Brand fact consistency is a matter of facts, not of a company’s look: unlike corporate design, what counts is not colors and logos but whether the name, offering, locations, and contact details read the same everywhere. A typical example shows how easily contradictions creep in: after a move, the website shows the new address, while an industry directory still lists the old one. The About page gives 1998 as the founding year, a press release 2001. A product is called “Planner Pro” on the website and “Pro Planner” in a trade article. Each discrepancy is small on its own, but together they blur the picture.

Where brand facts appear

A brand’s core facts appear in many places, some easier to maintain than others:

  • Your own website: the homepage, the About page, the legal notice, the contact page, and product pages.
  • Structured data: Organization markup repeats the name, address, contact details, and official profiles in machine-readable form and should match the visible information exactly.
  • Your own profiles: company pages on social and professional networks, on review platforms, and on marketplaces.
  • Directories and map services: business listings with name, address, opening hours, and category. The core set of name, address, and phone number is also known by the abbreviation NAP. For its Business Profile, Google explicitly asks for the name a business uses consistently elsewhere.
  • Press materials: the paragraph about the company at the end of every press release, known as the boilerplate, as well as press kits and presentations.
  • Third-party sources: trade articles, comparison sites, partner and reseller pages, or Wikipedia. A company can influence these only indirectly; that work is part of Off-Page GEO.

Why contradictions can affect AI answers

AI systems such as ChatGPT, Gemini, Claude, and Perplexity piece together their picture of a company from many sources: from the parametric knowledge their language model acquired in training and from content they retrieve from the web for an answer. When these sources disagree, the system may follow one source, blend the information, or mention both versions. How a system handles this is up to each provider and is not publicly documented.

Researchers call such contradictions knowledge conflicts: between what a model learned in training and content it retrieves, between several retrieved sources, or within what it learned itself. Their findings show in general terms why such contradictions are a problem. A survey published at the EMNLP research conference in 2024 summarizes studies showing that misinformation or outdated information in retrieved content can significantly affect a language model’s answers. It names incorrect information in training data as one reason why models give different answers to questions that mean the same but are worded differently. In experiments published in 2023, language models given conflicting sources also tended to follow the one that matched what they had stored in training.
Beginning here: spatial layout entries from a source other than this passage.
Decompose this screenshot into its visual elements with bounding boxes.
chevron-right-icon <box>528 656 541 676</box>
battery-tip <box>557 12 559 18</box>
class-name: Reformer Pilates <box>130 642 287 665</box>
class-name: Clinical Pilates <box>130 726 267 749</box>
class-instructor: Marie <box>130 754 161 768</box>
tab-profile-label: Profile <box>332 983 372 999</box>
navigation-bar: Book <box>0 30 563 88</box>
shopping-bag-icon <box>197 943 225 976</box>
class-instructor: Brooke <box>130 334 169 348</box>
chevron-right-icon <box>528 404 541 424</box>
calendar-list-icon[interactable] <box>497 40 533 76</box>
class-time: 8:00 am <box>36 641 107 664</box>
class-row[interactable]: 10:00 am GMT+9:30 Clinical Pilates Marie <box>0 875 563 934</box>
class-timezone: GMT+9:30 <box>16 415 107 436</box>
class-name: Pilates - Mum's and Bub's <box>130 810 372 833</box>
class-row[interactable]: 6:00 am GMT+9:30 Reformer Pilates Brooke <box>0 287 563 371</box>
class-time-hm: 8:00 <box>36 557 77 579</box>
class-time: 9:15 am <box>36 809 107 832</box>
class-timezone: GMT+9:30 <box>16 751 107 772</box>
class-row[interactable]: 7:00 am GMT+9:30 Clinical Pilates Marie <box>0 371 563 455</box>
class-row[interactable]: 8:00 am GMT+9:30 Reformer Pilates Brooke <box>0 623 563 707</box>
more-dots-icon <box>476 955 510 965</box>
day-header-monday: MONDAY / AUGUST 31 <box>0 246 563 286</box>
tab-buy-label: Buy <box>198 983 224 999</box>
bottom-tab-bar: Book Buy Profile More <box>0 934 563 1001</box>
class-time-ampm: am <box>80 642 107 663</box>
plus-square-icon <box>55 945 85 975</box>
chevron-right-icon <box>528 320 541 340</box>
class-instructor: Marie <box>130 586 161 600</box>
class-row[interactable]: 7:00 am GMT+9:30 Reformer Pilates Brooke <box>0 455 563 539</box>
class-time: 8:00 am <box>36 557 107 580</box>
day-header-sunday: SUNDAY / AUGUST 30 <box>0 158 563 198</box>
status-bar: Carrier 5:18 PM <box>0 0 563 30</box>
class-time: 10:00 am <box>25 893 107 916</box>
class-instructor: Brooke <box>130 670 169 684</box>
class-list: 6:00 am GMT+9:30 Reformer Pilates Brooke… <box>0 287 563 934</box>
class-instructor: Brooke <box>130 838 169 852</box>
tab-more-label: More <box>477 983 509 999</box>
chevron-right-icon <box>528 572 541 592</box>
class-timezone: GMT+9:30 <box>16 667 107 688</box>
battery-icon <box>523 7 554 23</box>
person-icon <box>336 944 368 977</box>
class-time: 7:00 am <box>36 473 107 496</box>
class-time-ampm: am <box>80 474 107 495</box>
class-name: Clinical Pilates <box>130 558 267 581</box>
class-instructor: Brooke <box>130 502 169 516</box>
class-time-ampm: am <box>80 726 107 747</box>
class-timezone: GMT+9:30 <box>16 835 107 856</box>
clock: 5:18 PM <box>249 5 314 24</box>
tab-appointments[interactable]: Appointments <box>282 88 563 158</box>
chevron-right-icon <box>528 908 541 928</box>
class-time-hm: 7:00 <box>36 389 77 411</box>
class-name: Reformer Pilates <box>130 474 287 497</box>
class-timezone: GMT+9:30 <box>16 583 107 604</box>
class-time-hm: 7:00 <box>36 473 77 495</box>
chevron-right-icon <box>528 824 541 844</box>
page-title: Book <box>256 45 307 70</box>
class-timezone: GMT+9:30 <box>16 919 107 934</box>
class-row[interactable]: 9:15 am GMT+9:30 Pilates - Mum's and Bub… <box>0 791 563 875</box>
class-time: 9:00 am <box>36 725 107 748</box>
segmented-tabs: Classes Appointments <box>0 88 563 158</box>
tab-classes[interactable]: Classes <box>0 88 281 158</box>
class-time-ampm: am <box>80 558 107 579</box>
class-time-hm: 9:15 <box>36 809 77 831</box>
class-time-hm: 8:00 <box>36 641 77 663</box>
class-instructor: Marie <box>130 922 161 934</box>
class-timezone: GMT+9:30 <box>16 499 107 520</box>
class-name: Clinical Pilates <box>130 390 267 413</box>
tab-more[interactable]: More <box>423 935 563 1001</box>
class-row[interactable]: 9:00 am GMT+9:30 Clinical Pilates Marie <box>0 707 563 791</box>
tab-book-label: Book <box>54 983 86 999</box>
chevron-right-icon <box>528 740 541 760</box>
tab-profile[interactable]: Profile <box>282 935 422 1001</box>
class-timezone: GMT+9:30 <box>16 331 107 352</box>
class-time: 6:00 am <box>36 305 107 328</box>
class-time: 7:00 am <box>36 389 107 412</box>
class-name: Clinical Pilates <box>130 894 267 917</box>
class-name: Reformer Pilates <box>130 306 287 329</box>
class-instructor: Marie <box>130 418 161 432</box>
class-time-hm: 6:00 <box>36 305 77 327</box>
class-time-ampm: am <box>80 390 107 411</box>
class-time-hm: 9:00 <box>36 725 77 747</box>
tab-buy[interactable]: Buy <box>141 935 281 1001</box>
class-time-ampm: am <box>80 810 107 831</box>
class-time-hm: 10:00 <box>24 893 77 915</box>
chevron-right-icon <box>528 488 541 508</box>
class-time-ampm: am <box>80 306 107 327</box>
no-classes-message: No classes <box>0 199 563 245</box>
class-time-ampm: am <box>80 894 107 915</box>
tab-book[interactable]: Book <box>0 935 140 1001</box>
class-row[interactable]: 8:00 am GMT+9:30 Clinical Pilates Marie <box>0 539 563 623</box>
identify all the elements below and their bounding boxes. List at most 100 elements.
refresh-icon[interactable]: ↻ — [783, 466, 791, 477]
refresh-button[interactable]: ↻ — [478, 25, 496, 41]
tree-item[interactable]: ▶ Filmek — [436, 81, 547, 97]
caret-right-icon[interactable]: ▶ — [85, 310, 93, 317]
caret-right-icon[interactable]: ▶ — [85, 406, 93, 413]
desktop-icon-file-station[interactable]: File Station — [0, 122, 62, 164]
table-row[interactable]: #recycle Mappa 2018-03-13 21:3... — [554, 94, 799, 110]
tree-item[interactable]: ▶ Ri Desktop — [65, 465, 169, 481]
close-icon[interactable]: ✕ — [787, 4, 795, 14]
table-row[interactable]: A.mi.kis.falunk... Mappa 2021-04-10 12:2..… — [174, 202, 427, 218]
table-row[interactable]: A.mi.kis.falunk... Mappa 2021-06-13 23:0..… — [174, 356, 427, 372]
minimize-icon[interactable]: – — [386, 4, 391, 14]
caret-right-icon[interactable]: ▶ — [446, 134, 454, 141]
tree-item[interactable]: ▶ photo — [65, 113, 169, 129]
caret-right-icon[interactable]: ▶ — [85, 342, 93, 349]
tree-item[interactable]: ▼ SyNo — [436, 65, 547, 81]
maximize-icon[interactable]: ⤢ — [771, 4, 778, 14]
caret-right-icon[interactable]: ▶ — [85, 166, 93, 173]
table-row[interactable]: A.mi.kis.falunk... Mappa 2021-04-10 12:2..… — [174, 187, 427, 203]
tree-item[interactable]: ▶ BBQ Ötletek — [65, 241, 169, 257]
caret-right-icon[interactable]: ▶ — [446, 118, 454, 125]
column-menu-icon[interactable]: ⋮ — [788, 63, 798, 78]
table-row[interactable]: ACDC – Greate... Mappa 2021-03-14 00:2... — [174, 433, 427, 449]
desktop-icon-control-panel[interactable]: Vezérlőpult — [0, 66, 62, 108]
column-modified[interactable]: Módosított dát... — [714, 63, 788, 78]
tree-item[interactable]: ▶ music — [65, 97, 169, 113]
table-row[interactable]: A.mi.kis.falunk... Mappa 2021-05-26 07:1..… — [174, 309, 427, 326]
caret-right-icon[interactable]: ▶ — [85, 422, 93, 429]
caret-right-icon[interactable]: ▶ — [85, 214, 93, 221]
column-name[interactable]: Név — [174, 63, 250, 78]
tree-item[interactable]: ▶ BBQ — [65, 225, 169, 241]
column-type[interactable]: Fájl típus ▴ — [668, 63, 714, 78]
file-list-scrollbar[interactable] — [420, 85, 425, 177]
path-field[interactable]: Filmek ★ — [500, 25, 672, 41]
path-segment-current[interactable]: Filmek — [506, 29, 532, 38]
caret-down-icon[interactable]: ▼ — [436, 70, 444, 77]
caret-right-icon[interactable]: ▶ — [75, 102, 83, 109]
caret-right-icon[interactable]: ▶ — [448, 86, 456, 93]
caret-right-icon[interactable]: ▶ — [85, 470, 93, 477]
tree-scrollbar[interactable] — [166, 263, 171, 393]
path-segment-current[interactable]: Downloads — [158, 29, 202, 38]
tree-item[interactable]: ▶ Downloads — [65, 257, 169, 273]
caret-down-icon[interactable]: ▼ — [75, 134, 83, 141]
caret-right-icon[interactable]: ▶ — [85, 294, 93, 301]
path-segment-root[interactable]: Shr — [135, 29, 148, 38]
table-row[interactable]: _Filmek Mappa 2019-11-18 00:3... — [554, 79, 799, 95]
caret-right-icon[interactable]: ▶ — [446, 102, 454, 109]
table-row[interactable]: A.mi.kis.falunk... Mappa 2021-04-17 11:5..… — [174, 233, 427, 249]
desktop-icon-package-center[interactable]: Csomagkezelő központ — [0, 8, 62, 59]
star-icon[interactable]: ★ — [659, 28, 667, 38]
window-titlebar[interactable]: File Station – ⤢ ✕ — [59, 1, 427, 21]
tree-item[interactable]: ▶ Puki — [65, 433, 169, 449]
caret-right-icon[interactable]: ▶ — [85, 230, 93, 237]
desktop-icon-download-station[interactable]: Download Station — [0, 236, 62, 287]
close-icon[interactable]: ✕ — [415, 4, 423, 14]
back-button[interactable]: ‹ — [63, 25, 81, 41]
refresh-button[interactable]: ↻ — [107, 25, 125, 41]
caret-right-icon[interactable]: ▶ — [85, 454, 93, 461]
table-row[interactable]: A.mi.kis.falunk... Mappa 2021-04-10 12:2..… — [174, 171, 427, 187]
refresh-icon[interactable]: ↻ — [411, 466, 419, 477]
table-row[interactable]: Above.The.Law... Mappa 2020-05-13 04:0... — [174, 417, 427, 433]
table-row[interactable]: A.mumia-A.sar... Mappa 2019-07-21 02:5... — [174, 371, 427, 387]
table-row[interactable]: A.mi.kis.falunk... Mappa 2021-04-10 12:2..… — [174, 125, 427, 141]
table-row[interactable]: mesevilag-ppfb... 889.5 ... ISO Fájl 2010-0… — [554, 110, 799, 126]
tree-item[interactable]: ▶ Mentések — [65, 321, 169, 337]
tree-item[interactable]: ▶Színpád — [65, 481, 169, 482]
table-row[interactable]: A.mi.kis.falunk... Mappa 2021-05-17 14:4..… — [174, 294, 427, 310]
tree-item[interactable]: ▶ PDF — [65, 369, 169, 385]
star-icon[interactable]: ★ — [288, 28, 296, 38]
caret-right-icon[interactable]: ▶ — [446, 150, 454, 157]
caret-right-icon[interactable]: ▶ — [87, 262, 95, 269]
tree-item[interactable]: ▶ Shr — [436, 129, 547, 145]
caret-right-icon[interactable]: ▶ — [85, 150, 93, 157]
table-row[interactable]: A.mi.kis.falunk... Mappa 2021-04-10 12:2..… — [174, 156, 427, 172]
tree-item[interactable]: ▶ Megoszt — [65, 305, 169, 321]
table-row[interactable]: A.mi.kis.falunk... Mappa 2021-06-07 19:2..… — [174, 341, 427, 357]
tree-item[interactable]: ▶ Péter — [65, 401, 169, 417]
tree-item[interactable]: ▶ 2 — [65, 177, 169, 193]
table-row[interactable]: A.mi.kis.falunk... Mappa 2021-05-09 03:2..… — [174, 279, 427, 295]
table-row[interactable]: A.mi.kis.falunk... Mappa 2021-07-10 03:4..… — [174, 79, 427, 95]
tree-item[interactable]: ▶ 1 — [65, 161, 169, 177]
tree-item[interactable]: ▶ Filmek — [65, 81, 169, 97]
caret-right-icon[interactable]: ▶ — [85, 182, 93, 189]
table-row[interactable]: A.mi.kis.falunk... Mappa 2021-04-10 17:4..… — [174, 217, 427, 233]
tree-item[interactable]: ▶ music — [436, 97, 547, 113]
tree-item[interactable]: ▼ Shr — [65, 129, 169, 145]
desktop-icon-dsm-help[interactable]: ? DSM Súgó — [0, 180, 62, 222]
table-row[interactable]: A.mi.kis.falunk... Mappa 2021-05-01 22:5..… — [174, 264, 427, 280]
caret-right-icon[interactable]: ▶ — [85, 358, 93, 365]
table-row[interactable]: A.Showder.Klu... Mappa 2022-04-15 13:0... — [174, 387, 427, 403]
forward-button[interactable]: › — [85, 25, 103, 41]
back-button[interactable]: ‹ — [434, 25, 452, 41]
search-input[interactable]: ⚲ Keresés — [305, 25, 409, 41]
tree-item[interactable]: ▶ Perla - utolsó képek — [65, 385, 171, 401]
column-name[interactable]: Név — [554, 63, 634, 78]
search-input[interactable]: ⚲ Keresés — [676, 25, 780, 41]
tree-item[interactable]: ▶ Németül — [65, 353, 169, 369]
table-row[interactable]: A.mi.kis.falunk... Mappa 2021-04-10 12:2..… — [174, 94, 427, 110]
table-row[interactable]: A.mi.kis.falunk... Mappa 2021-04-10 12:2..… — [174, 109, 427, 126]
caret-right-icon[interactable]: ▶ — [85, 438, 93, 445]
These studies examine general factual questions, not brand facts. Applying them to companies is a reasonable inference, not a measured effect: if an old address still appears in several directories and a model learned it in training, it can win out over the new one in an answer. Such errors count as hallucinations in a broader sense and sound just as convincing as correct information. Contradictory information can also make it harder to identify a company clearly as an entity.

The case for brand fact consistency

No AI provider documents that it compares brand facts across sources and treats agreement as a signal. Still, there are several reasons for consistency. In Bing’s Webmaster Guidelines, which also apply to Copilot, Microsoft recommends naming people, organizations, products, and locations clearly and consistently. Among Google’s best practices for its AI features are making sure structured data matches the visible text on the page and keeping Business Profile information up to date. Google also has guidelines for the people who evaluate the quality of websites on its behalf: the version from September 2025 tells them to trust reputable independent sources when those disagree with what a website says about itself. That is an instruction to human raters, not a documented signal for AI answers. But it shows why it pays to bring third-party sources in line with your own information as well.

Brand fact consistency also pays off regardless of AI: customers find the same phone number and address everywhere, and any software that combines information from several sources gets a coherent picture. The effort is manageable, and progress can be tracked one place at a time.

One fact sheet as the shared basis

The simplest way to achieve consistency is an internal brand fact sheet. It is the single source for the official name and its spelling, a short description of one or two sentences, the offering, the locations and contact details, the founding year and management, key figures such as the number of employees, and the list of official profiles. The website, structured data, profiles, listings, and press materials all follow it, and everyone who maintains such texts works from the same version: marketing, PR, sales, and any agencies involved. When a fact changes, the fact sheet is updated first, then every place where the fact appears.

Whether AI systems then state the facts correctly is a separate question. How closely their statements about a brand match the verified facts is described by brand accuracy. The fact sheet provides the yardstick for it.